Technical information
- Facility ID: 973
- Class: A
- ERP: 200 watts
- HAAT: −6.0 meters (−19.7 ft)
- Transmitter coordinates: 42°15′17.00″N 77°47′13.00″W﻿ / ﻿42.2547222°N 77.7869444°W

Links
- Webcast: listen live
- Website: walf.fm

= WALF =

WALF (89.7 FM) is a student-run radio station broadcasting a variety format of content. Licensed in Alfred, New York, United States, the station serves the Alfred area.
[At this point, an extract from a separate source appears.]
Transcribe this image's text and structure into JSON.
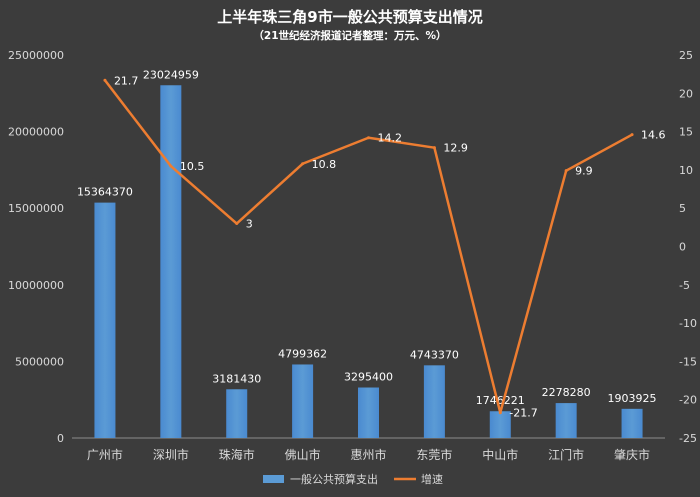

The station is owned by Alfred University.

==History==

WALF-FM started in November 1971 in the basement of 6 Sayles Street, and has since moved twice, to Steinheim in the mid-1970s, and then to its present location in the Powell Campus Center where it opened in 1993.

WALF, which is run by students, airs a freeform genre, allowing program hosts to play what they want within Federal Communications Commission regulations). The students produce most of the station's shows from 9 a.m.–2 a.m. In addition to the student staff, some programs are hosted by faculty members and community volunteers.